Brasil se junta a diversos países que já têm legislação sobre o tema
O plenário do Senado aprovou hoje (10) o
Projeto de Lei número 53, da Câmara, que disciplina a proteção dos dados
pessoais e define as situações em que estes podem ser coletados e
tratados tanto por empresas quanto pelo Poder Público. O texto foi aprovado nos termos do conteúdo votado na Câmara dos Deputados no fim de maio.
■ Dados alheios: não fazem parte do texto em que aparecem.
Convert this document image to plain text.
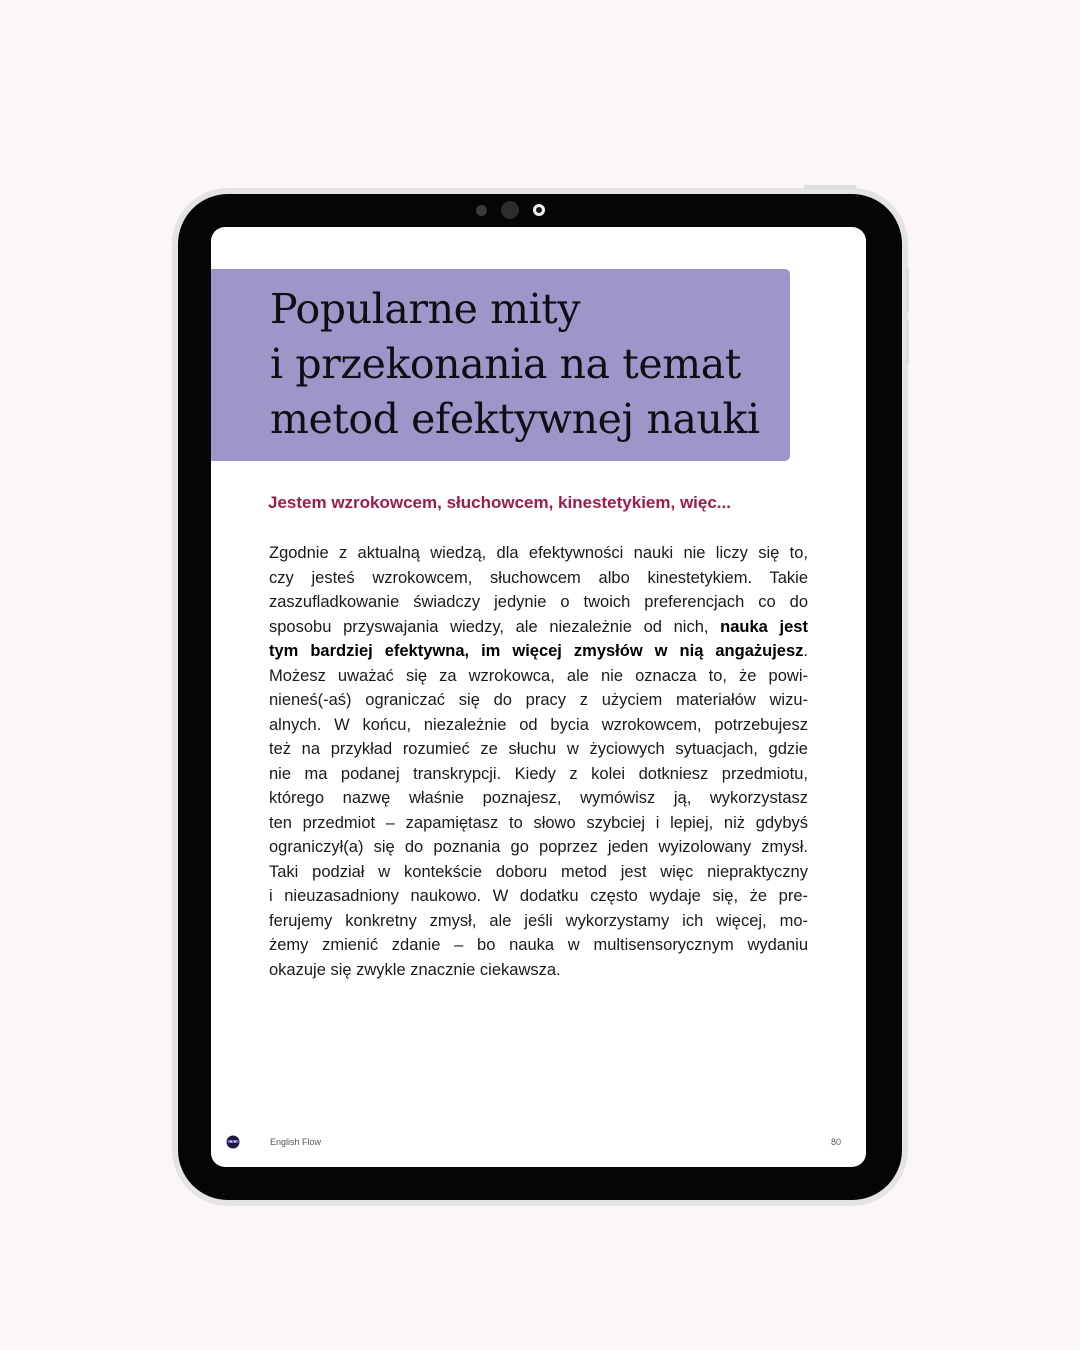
Popularne mity
i przekonania na temat
metod efektywnej nauki
Jestem wzrokowcem, słuchowcem, kinestetykiem, więc...
Zgodnie z aktualną wiedzą, dla efektywności nauki nie liczy się to,
czy jesteś wzrokowcem, słuchowcem albo kinestetykiem. Takie
zaszufladkowanie świadczy jedynie o twoich preferencjach co do
sposobu przyswajania wiedzy, ale niezależnie od nich, nauka jest
tym bardziej efektywna, im więcej zmysłów w nią angażujesz.
Możesz uważać się za wzrokowca, ale nie oznacza to, że powi-
nieneś(-aś) ograniczać się do pracy z użyciem materiałów wizu-
alnych. W końcu, niezależnie od bycia wzrokowcem, potrzebujesz
też na przykład rozumieć ze słuchu w życiowych sytuacjach, gdzie
nie ma podanej transkrypcji. Kiedy z kolei dotkniesz przedmiotu,
którego nazwę właśnie poznajesz, wymówisz ją, wykorzystasz
ten przedmiot – zapamiętasz to słowo szybciej i lepiej, niż gdybyś
ograniczył(a) się do poznania go poprzez jeden wyizolowany zmysł.
Taki podział w kontekście doboru metod jest więc niepraktyczny
i nieuzasadniony naukowo. W dodatku często wydaje się, że pre-
ferujemy konkretny zmysł, ale jeśli wykorzystamy ich więcej, mo-
żemy zmienić zdanie – bo nauka w multisensorycznym wydaniu
okazuje się zwykle znacznie ciekawsza.
English Flow	80
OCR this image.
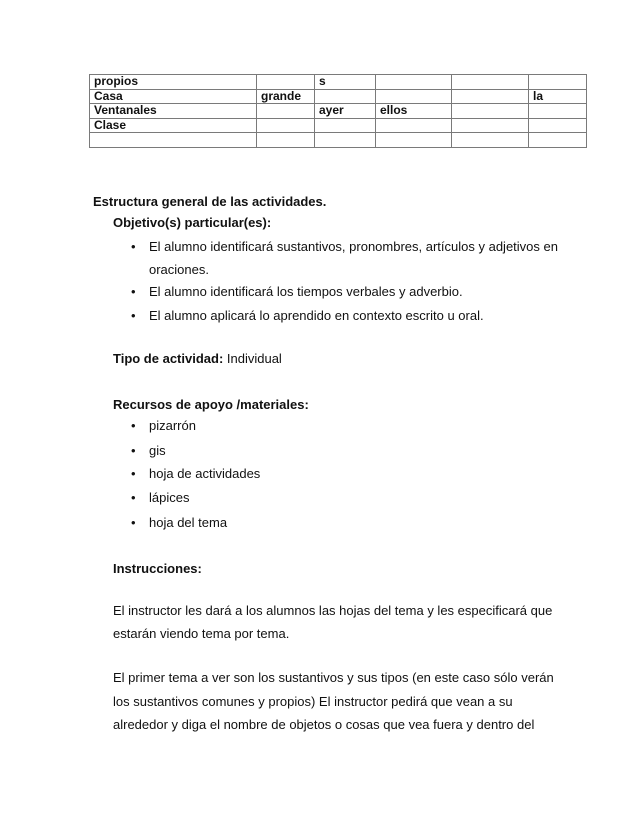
propios		s			
Casa	grande				la
Ventanales		ayer	ellos		
Clase					

Estructura general de las actividades.
Objetivo(s) particular(es):
• El alumno identificará sustantivos, pronombres, artículos y adjetivos en
oraciones.
• El alumno identificará los tiempos verbales y adverbio.
• El alumno aplicará lo aprendido en contexto escrito u oral.
Tipo de actividad: Individual
Recursos de apoyo /materiales:
• pizarrón
• gis
• hoja de actividades
• lápices
• hoja del tema
Instrucciones:
El instructor les dará a los alumnos las hojas del tema y les especificará que
estarán viendo tema por tema.
El primer tema a ver son los sustantivos y sus tipos (en este caso sólo verán
los sustantivos comunes y propios) El instructor pedirá que vean a su
alrededor y diga el nombre de objetos o cosas que vea fuera y dentro del
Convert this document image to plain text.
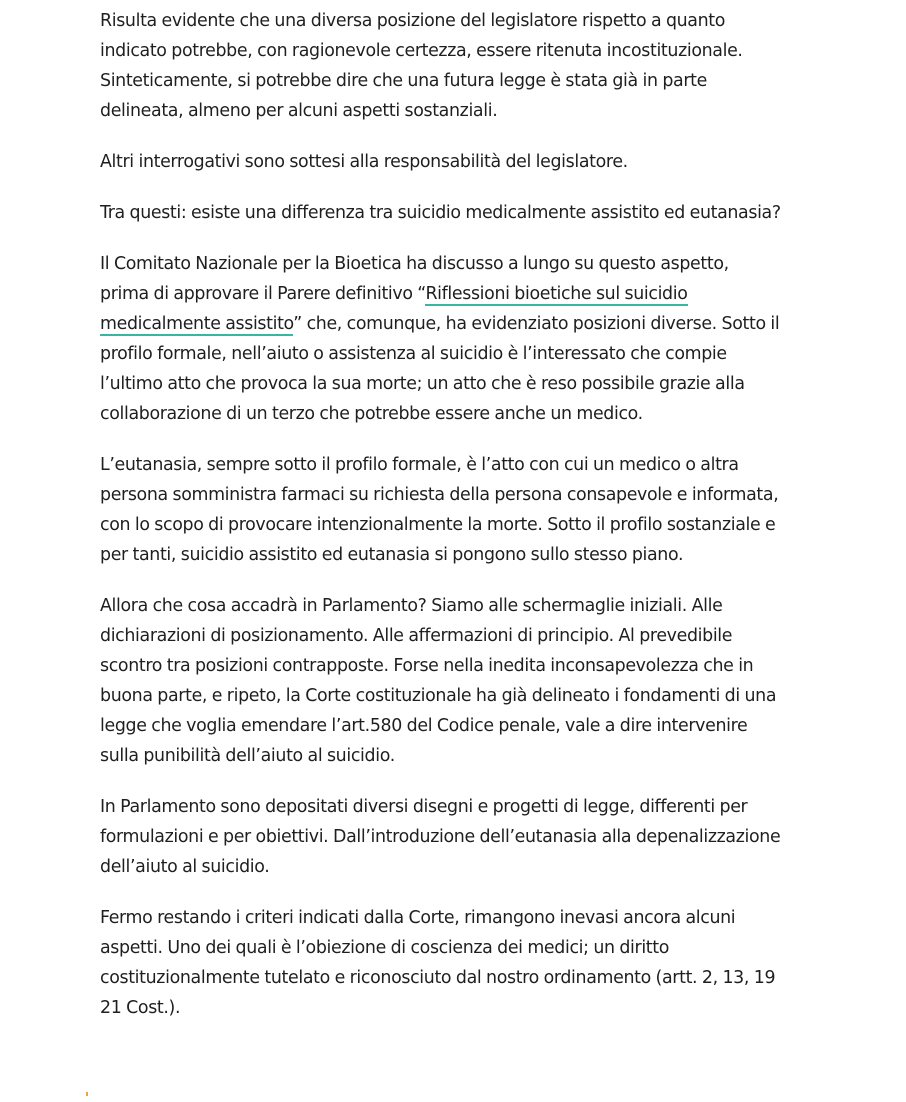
Risulta evidente che una diversa posizione del legislatore rispetto a quanto indicato potrebbe, con ragionevole certezza, essere ritenuta incostituzionale. Sinteticamente, si potrebbe dire che una futura legge è stata già in parte delineata, almeno per alcuni aspetti sostanziali.

Altri interrogativi sono sottesi alla responsabilità del legislatore.

Tra questi: esiste una differenza tra suicidio medicalmente assistito ed eutanasia?

Il Comitato Nazionale per la Bioetica ha discusso a lungo su questo aspetto, prima di approvare il Parere definitivo “Riflessioni bioetiche sul suicidio medicalmente assistito” che, comunque, ha evidenziato posizioni diverse. Sotto il profilo formale, nell’aiuto o assistenza al suicidio è l’interessato che compie l’ultimo atto che provoca la sua morte; un atto che è reso possibile grazie alla collaborazione di un terzo che potrebbe essere anche un medico.

L’eutanasia, sempre sotto il profilo formale, è l’atto con cui un medico o altra persona somministra farmaci su richiesta della persona consapevole e informata, con lo scopo di provocare intenzionalmente la morte. Sotto il profilo sostanziale e per tanti, suicidio assistito ed eutanasia si pongono sullo stesso piano.

Allora che cosa accadrà in Parlamento? Siamo alle schermaglie iniziali. Alle dichiarazioni di posizionamento. Alle affermazioni di principio. Al prevedibile scontro tra posizioni contrapposte. Forse nella inedita inconsapevolezza che in buona parte, e ripeto, la Corte costituzionale ha già delineato i fondamenti di una legge che voglia emendare l’art.580 del Codice penale, vale a dire intervenire sulla punibilità dell’aiuto al suicidio.

In Parlamento sono depositati diversi disegni e progetti di legge, differenti per formulazioni e per obiettivi. Dall’introduzione dell’eutanasia alla depenalizzazione dell’aiuto al suicidio.

Fermo restando i criteri indicati dalla Corte, rimangono inevasi ancora alcuni aspetti. Uno dei quali è l’obiezione di coscienza dei medici; un diritto costituzionalmente tutelato e riconosciuto dal nostro ordinamento (artt. 2, 13, 19 21 Cost.).
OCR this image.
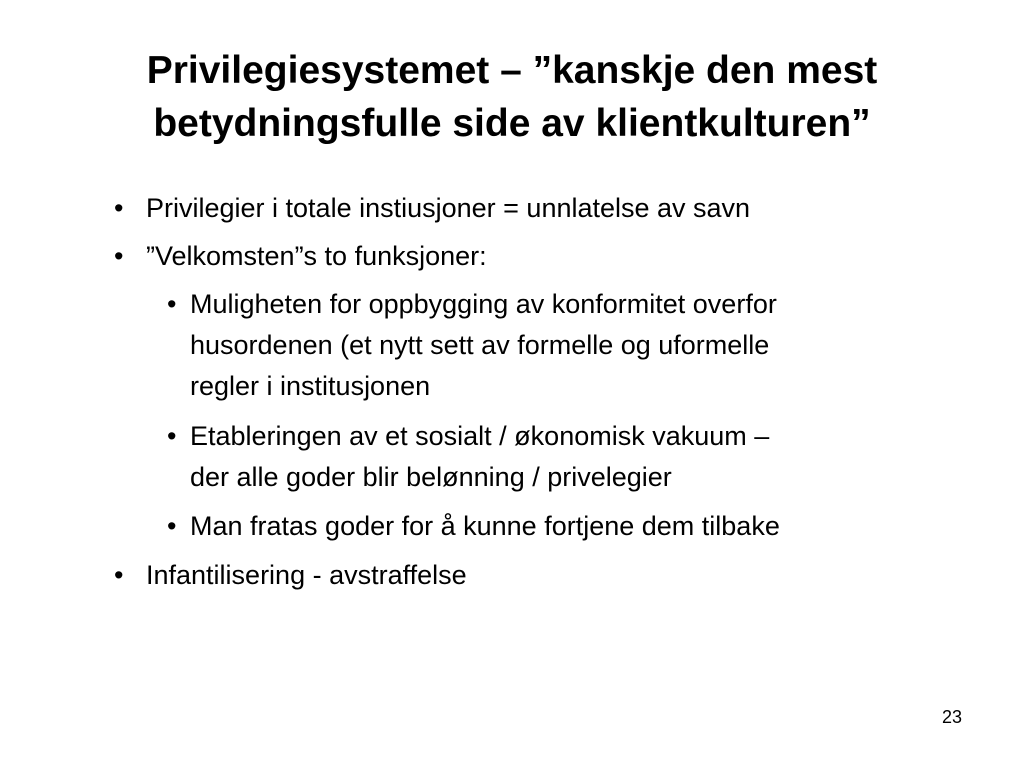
Privilegiesystemet – ”kanskje den mest
betydningsfulle side av klientkulturen”
• Privilegier i totale instiusjoner = unnlatelse av savn
• ”Velkomsten”s to funksjoner:
• Muligheten for oppbygging av konformitet overfor
husordenen (et nytt sett av formelle og uformelle
regler i institusjonen
• Etableringen av et sosialt / økonomisk vakuum –
der alle goder blir belønning / privelegier
• Man fratas goder for å kunne fortjene dem tilbake
• Infantilisering - avstraffelse
23
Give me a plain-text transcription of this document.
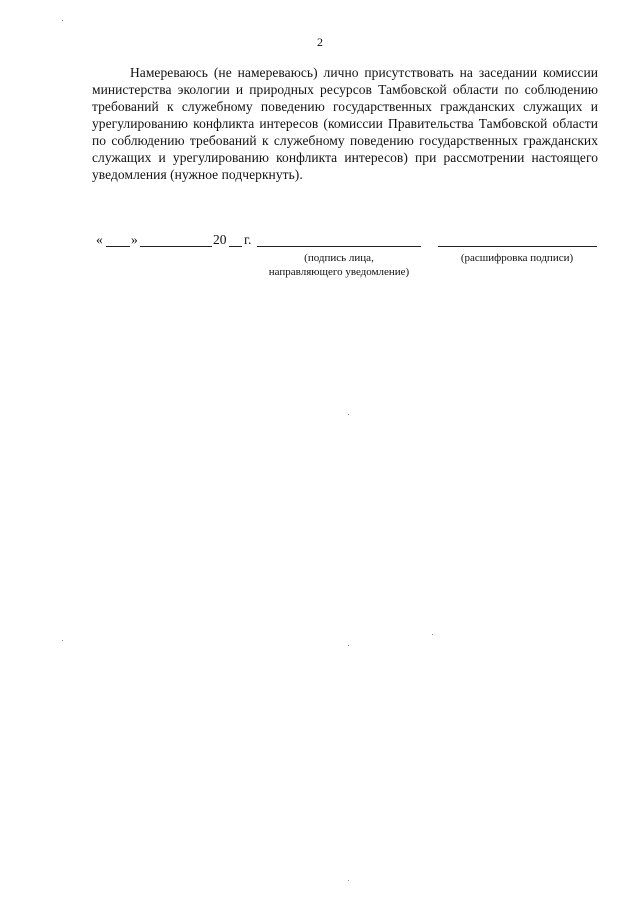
2

Намереваюсь (не намереваюсь) лично присутствовать на заседании комиссии министерства экологии и природных ресурсов Тамбовской области по соблюдению требований к служебному поведению государственных гражданских служащих и урегулированию конфликта интересов (комиссии Правительства Тамбовской области по соблюдению требований к служебному поведению государственных гражданских служащих и урегулированию конфликта интересов) при рассмотрении настоящего уведомления (нужное подчеркнуть).

« »	20 г.
(подпись лица,
направляющего уведомление)
(расшифровка подписи)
Com isso, o Brasil se junta a diversos
países do mundo, que já possuem legislação sobre o tema. O projeto agora
vai a sanção do presidente Michel Temer.
O texto disciplina a forma como as
informações são coletadas e tratadas, especialmente em meios digitais,
como dados pessoais de cadastro ou até mesmo textos e fotos publicadas
em redes sociais. A proposta foi mantida na semana passada pela
Comissão de Assuntos Econômicos (CAE), conservando o conteúdo da Câmara
e indicando regime de urgência para votação na casa. A urgência foi
apresentada em plenário, mas não chegou a ser apreciada.
O senador Ricardo Ferraço (PSDB-ES),
relator do projeto na Comissão de Assuntos Econômicos, destacou que a
regulação do tema já é uma realidade no resto do mundo. “Mais de 100
países já colocaram de pé leis e diretrizes de proteção de dados no
ambiente da internet. A internet não pode ser ambiente sem regras. A
privacidade é um valor civilizatório”, salientou.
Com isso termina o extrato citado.